President Cyril Ramaphosa has warned chaos will lead to food shortages, a disruption to vaccine rollout and a surge in Covid deaths if it is not brought under control.
Veteran South African journalists who reported on the end of Apartheid have described a horrible feeling of deja-vu.
How on earth, they are asking, did the nation of Nelson Mandela come to this?
There is a parallel question. How did the African National Congress, Africa's oldest political party, which produced Africa's first lawyers, Mandela himself, and the world's first truth commission, end up so mired in allegations of corruption and incompetence?
Many will blame Zuma himself.
The massive corruption alleged to have taken place under his government between 2009 and 2018 is widely thought to have eroded trust in government and contributed to entrenching the inequality, unemployment and low living standards that Ramaphosa has said underpins the current unrest.
But others trace the rot back even further. In 1998 and 1999, just before he left office, Mandela's government negotiated a series of enormous arms purchases that South African and European investigators believe were marred by massive bribery.
Zuma, who was deputy president of the ANC at the time, is to go on trial for allegedly accepting bribes from the French defence firm Thales during those negotiations on Monday.
But he is far from the only senior ANC man to have been implicated in the affair.
Still others point to the legacy of Apartheid itself.
"Apartheid and defiance of the state bred a culture of impunity. We came from an autocratic system," said William Gumede, a professor at the School of Governance at the University of Witwatersrand.

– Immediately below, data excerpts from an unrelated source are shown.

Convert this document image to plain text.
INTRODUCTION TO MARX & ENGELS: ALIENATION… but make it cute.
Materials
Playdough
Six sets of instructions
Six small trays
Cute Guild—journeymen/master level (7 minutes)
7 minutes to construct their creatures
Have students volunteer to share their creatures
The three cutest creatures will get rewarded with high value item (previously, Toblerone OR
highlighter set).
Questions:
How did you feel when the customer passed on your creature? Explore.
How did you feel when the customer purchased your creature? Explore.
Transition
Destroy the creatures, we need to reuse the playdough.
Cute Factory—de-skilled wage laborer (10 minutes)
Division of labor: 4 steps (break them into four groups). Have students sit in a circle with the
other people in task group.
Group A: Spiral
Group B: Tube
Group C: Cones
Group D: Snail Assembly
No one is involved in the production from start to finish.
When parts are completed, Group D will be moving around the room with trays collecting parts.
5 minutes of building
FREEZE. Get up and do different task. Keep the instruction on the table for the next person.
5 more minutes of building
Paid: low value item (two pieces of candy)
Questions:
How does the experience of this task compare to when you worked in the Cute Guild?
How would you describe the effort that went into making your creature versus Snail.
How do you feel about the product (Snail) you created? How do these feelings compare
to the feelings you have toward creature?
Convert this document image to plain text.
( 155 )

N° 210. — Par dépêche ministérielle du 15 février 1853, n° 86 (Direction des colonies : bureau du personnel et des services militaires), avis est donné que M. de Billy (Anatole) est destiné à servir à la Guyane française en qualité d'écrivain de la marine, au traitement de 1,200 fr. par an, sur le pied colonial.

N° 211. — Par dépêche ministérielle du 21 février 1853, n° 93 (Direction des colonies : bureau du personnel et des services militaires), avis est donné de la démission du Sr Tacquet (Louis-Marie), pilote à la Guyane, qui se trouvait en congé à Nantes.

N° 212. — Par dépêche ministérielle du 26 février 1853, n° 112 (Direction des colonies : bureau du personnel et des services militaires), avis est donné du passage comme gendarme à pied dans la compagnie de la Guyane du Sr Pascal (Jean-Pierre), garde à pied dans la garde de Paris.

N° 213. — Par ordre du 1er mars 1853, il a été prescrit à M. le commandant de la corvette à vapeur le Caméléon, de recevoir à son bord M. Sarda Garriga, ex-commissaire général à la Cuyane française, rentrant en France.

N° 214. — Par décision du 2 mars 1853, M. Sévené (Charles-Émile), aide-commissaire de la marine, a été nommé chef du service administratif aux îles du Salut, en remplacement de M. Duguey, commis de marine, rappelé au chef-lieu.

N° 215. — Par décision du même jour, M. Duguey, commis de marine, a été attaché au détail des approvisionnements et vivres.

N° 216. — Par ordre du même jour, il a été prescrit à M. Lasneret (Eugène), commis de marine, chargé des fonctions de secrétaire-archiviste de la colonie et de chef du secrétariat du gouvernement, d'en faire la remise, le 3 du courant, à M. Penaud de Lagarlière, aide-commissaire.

"But under the Jacob Zuma presidency, we have had a culture of impunity. So the looting we saw - looting at the top, trillions of Rands stolen by politicians and Jacob Zuma's allies - that was top-level looting and no one was held accountable, and now we are looting at a grass-roots level."
Ramaphosa certainly grasps the gravity of the situation. In an address to the nation on Monday he acknowledged that the violence "shows in to stark relief what we already know - that levels of unemployment, poverty and inequality in our society is unsustainable".
That frank acknowledgement of the gap between that dream and today's reality is the first step to fixing it.
If he fails, the consequences will be dire for South Africa and the swathe of neighbouring countries plugged into its huge economy.